09/30/2002 12:00AM

Meet ends on strong note


POMONA, Calif. - Weekend horseplayers wagered $17 million on Fairplex Park races Saturday and Sunday, providing a fitting conclusion to the once-uncertain future of the Los Angeles County Fair race meet.

The 17-day fair meet, which at one point last year appeared headed for a change in venue to either Santa Anita or Hollywood Park, instead will remain at Fairplex. How long? That is up to the California racing industry, according to Jim Henwood, president and chief executive officer of the L.A. County Fair.

"We'd like to see the race meet be here forever," Henwood said between races Sunday. "I'm hopeful that we can hold another race meet here next year."

Although the Fairplex meet ended Sunday with a 5.5 percent overall handle decline, Henwood was pleased business rebounded after a disastrous opening weekend, which saw a 20 percent drop in handle. "Fortunately, our business was restored, and we're going to be up 1 1/2 percent over the last 14 days," Henwood said.

Overall, bettors wagered $98.4 million over the 17-day meet, an average daily handle of nearly $5.8 million. Average daily handle in 2001 was more than $6.1 million. The positive rebound during the latter part of the meet was helped in part by pick six carryovers the last two days of the meet. While fair officials attribute some of the handle decline to abnormal wagering patterns related to Sept. 11, the fair still faces critical issues related to the continuance of racing at Fairplex.

The fair will seek reinstatement to be fully funded as a year-round training facility.
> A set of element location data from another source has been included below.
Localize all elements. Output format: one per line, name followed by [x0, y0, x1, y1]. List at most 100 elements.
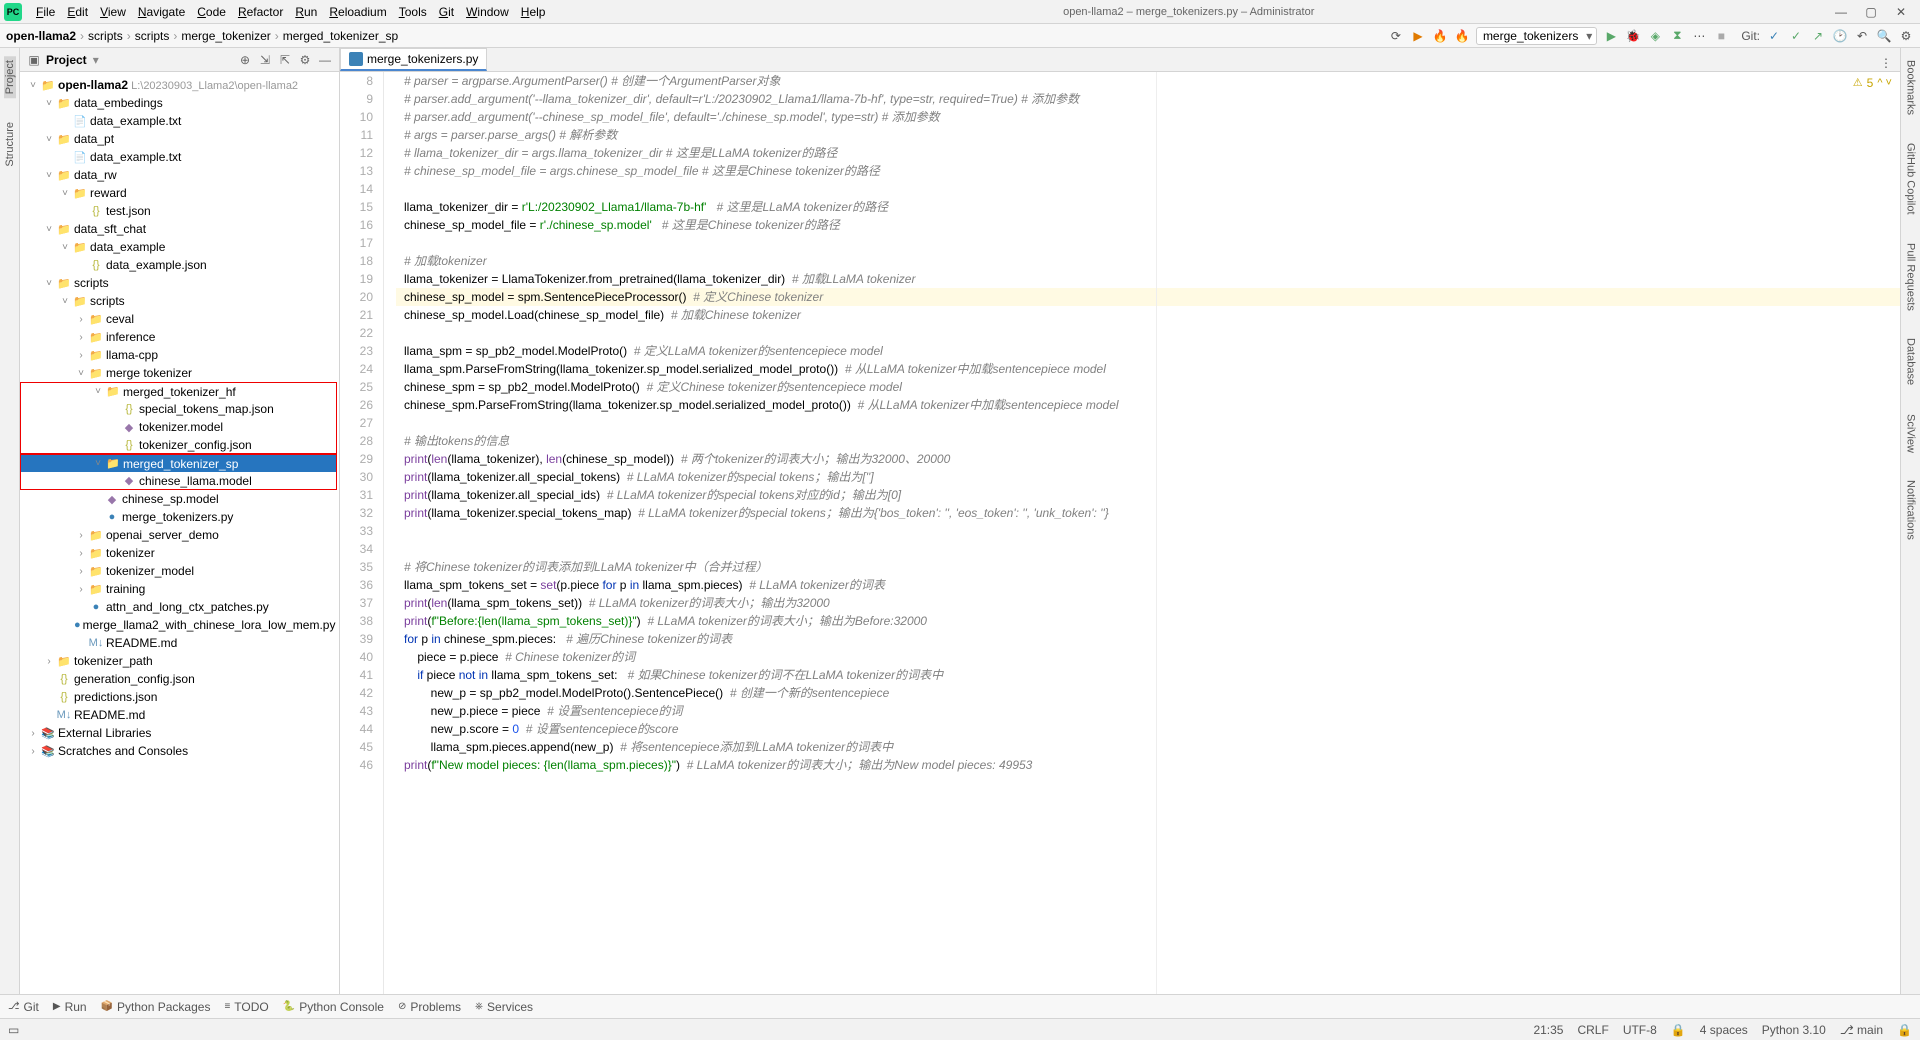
code-line[interactable]: llama_spm.ParseFromString(llama_tokenize… [396, 360, 1900, 378]
code-line[interactable] [396, 180, 1900, 198]
tool-tab-sciview[interactable]: SciView [1905, 410, 1917, 457]
code-line[interactable]: llama_tokenizer = LlamaTokenizer.from_pr… [396, 270, 1900, 288]
breadcrumb-item[interactable]: merge_tokenizer [181, 29, 270, 43]
code-line[interactable]: chinese_sp_model_file = r'./chinese_sp.m… [396, 216, 1900, 234]
code-area[interactable]: ⚠ 5 ^ ˅ # parser = argparse.ArgumentPars… [396, 72, 1900, 994]
tree-node[interactable]: ˅📁data_sft_chat [20, 220, 339, 238]
breadcrumb[interactable]: open-llama2›scripts›scripts›merge_tokeni… [6, 29, 398, 43]
code-line[interactable]: new_p = sp_pb2_model.ModelProto().Senten… [396, 684, 1900, 702]
code-line[interactable]: # 加载tokenizer [396, 252, 1900, 270]
git-history-icon[interactable]: 🕑 [1832, 28, 1848, 44]
git-update-icon[interactable]: ✓ [1766, 28, 1782, 44]
code-line[interactable]: if piece not in llama_spm_tokens_set: # … [396, 666, 1900, 684]
tree-node[interactable]: ›📁llama-cpp [20, 346, 339, 364]
tool-python-console[interactable]: 🐍Python Console [283, 1000, 384, 1014]
tool-tab-bookmarks[interactable]: Bookmarks [1905, 56, 1917, 119]
tree-node[interactable]: ◆chinese_sp.model [20, 490, 339, 508]
tree-node[interactable]: ›📁tokenizer_path [20, 652, 339, 670]
tree-node[interactable]: ˅📁data_pt [20, 130, 339, 148]
line-number-gutter[interactable]: 8910111213141516171819202122232425262728… [340, 72, 384, 994]
code-line[interactable]: print(f"New model pieces: {len(llama_spm… [396, 756, 1900, 774]
panel-settings-icon[interactable]: ⚙ [297, 53, 313, 67]
refresh-icon[interactable]: ⟳ [1388, 28, 1404, 44]
code-line[interactable]: # parser.add_argument('--llama_tokenizer… [396, 90, 1900, 108]
code-line[interactable]: # args = parser.parse_args() # 解析参数 [396, 126, 1900, 144]
reloadium-fire-icon[interactable]: 🔥 [1432, 28, 1448, 44]
tree-node[interactable]: ˅📁data_example [20, 238, 339, 256]
tool-tab-structure[interactable]: Structure [4, 118, 16, 171]
tree-node[interactable]: ˅📁scripts [20, 292, 339, 310]
tree-node[interactable]: ●attn_and_long_ctx_patches.py [20, 598, 339, 616]
locate-icon[interactable]: ⊕ [237, 53, 253, 67]
status-line-sep[interactable]: CRLF [1577, 1023, 1608, 1037]
tool-run[interactable]: ▶Run [53, 1000, 87, 1014]
fold-gutter[interactable] [384, 72, 396, 994]
code-line[interactable]: # llama_tokenizer_dir = args.llama_token… [396, 144, 1900, 162]
inspection-status[interactable]: ⚠ 5 ^ ˅ [1853, 74, 1892, 92]
code-line[interactable]: print(llama_tokenizer.special_tokens_map… [396, 504, 1900, 522]
tree-node[interactable]: ›📁inference [20, 328, 339, 346]
status-git-branch[interactable]: ⎇ main [1840, 1023, 1883, 1037]
code-line[interactable]: llama_spm.pieces.append(new_p) # 将senten… [396, 738, 1900, 756]
breadcrumb-item[interactable]: open-llama2 [6, 29, 76, 43]
tool-services[interactable]: ⎈Services [475, 1000, 533, 1014]
tree-node[interactable]: M↓README.md [20, 634, 339, 652]
reloadium-run-icon[interactable]: ▶ [1410, 28, 1426, 44]
tree-node[interactable]: ›📁ceval [20, 310, 339, 328]
code-line[interactable]: print(f"Before:{len(llama_spm_tokens_set… [396, 612, 1900, 630]
status-encoding[interactable]: UTF-8 [1623, 1023, 1657, 1037]
menu-code[interactable]: Code [191, 3, 232, 21]
tree-node[interactable]: 📄data_example.txt [20, 148, 339, 166]
hide-panel-icon[interactable]: — [317, 53, 333, 67]
code-line[interactable] [396, 234, 1900, 252]
code-line[interactable] [396, 324, 1900, 342]
menu-window[interactable]: Window [460, 3, 515, 21]
tree-node[interactable]: ›📁tokenizer_model [20, 562, 339, 580]
breadcrumb-item[interactable]: merged_tokenizer_sp [283, 29, 398, 43]
code-line[interactable]: # parser.add_argument('--chinese_sp_mode… [396, 108, 1900, 126]
more-run-icon[interactable]: ⋯ [1691, 28, 1707, 44]
debug-icon[interactable]: 🐞 [1625, 28, 1641, 44]
code-line[interactable]: for p in chinese_spm.pieces: # 遍历Chinese… [396, 630, 1900, 648]
tree-node[interactable]: ›📁training [20, 580, 339, 598]
tool-tab-project[interactable]: Project [4, 56, 16, 98]
status-interpreter[interactable]: Python 3.10 [1762, 1023, 1826, 1037]
code-line[interactable]: piece = p.piece # Chinese tokenizer的词 [396, 648, 1900, 666]
tree-node[interactable]: ˅📁open-llama2 L:\20230903_Llama2\open-ll… [20, 76, 339, 94]
code-line[interactable] [396, 540, 1900, 558]
tree-node[interactable]: {}predictions.json [20, 688, 339, 706]
tree-node[interactable]: {}tokenizer_config.json [20, 436, 337, 454]
editor-more-icon[interactable]: ⋮ [1878, 55, 1894, 71]
tool-tab-pullrequests[interactable]: Pull Requests [1905, 239, 1917, 315]
code-line[interactable]: # chinese_sp_model_file = args.chinese_s… [396, 162, 1900, 180]
expand-all-icon[interactable]: ⇲ [257, 53, 273, 67]
code-line[interactable]: # parser = argparse.ArgumentParser() # 创… [396, 72, 1900, 90]
code-line[interactable]: # 输出tokens的信息 [396, 432, 1900, 450]
tree-node[interactable]: 📄data_example.txt [20, 112, 339, 130]
menu-reloadium[interactable]: Reloadium [323, 3, 392, 21]
tree-node[interactable]: ˅📁data_embedings [20, 94, 339, 112]
code-line[interactable]: llama_spm_tokens_set = set(p.piece for p… [396, 576, 1900, 594]
tree-node[interactable]: ˅📁reward [20, 184, 339, 202]
tree-node[interactable]: {}generation_config.json [20, 670, 339, 688]
minimize-button[interactable]: — [1826, 5, 1856, 19]
status-caret-pos[interactable]: 21:35 [1533, 1023, 1563, 1037]
tree-node[interactable]: ◆tokenizer.model [20, 418, 337, 436]
maximize-button[interactable]: ▢ [1856, 5, 1886, 19]
menu-edit[interactable]: Edit [61, 3, 94, 21]
tree-node[interactable]: ›📁tokenizer [20, 544, 339, 562]
tree-node[interactable]: M↓README.md [20, 706, 339, 724]
readonly-lock-icon[interactable]: 🔒 [1671, 1023, 1686, 1037]
code-line[interactable]: print(len(llama_spm_tokens_set)) # LLaMA… [396, 594, 1900, 612]
tree-node[interactable]: ●merge_llama2_with_chinese_lora_low_mem.… [20, 616, 339, 634]
tool-tab-notifications[interactable]: Notifications [1905, 476, 1917, 544]
code-line[interactable]: llama_spm = sp_pb2_model.ModelProto() # … [396, 342, 1900, 360]
project-tree[interactable]: ˅📁open-llama2 L:\20230903_Llama2\open-ll… [20, 72, 339, 994]
code-line[interactable]: print(len(llama_tokenizer), len(chinese_… [396, 450, 1900, 468]
tree-node[interactable]: ˅📁merged_tokenizer_hf [20, 382, 337, 400]
tree-node[interactable]: ˅📁merged_tokenizer_sp [20, 454, 337, 472]
reloadium-debug-icon[interactable]: 🔥 [1454, 28, 1470, 44]
tool-todo[interactable]: ≡TODO [224, 1000, 268, 1014]
search-everywhere-icon[interactable]: 🔍 [1876, 28, 1892, 44]
tree-node[interactable]: ›📁openai_server_demo [20, 526, 339, 544]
Fairplex typically receives $2.2 million in funding to remain open as a year-round training facility, but had its budget slashed by $700,000 when San Luis Rey Downs was awarded funding as a training facility. The cutback forced Fairplex to close for three months during the year. Henwood sees the future of racing at Fairplex at least partly contingent on the track remaining open as a year-round training facility.

"San Luis Rey might be a great training facility, but that doesn't mean the Los Angeles County Fair needs to lose what it has done traditionally in serving this industry as a training facility," Henwood said. San Luis Rey, he noted, "is not a racing association."

Henwood said he has "every confidence" that the California Horse Racing Board will restore the fair's training funding.

Henwood hopes to bolster the Fairplex racing program with the addition of Tom Robbins, Del Mar's racing secretary, as a consultant to Fairplex. Robbins and racing secretary Richard Wheeler will be charged with attracting more top stables to Fairplex for the 2003 meet.

Quality at the current meet was down from past years. According to Wheeler, fewer stables participated in the program and Wheeler was forced to offer a plethora of four-furlong Thoroughbred races in order to fill the cards. Horseplayers typically find four-furlong races unappealing betting contests. The high cost of workers' compensation insurance in California was one reason fewer stables shipped to California, a situation fair officials hope has been resolved by recent legislation.

On the track, Martin Pedroza rode 27 winners to lead the meet for the fourth straight year. Pedroza is the all-time riding leader at Fairplex with 349 wins. Jockey Tyler Baze finished second with 21 wins. Trainer Doug O'Neill started nine winners to lead a race meet for the first time in his career.

There was one winning ticket in the pick six on Sunday, which paid $416,435.20. The ticket was sold through a hub in Maine.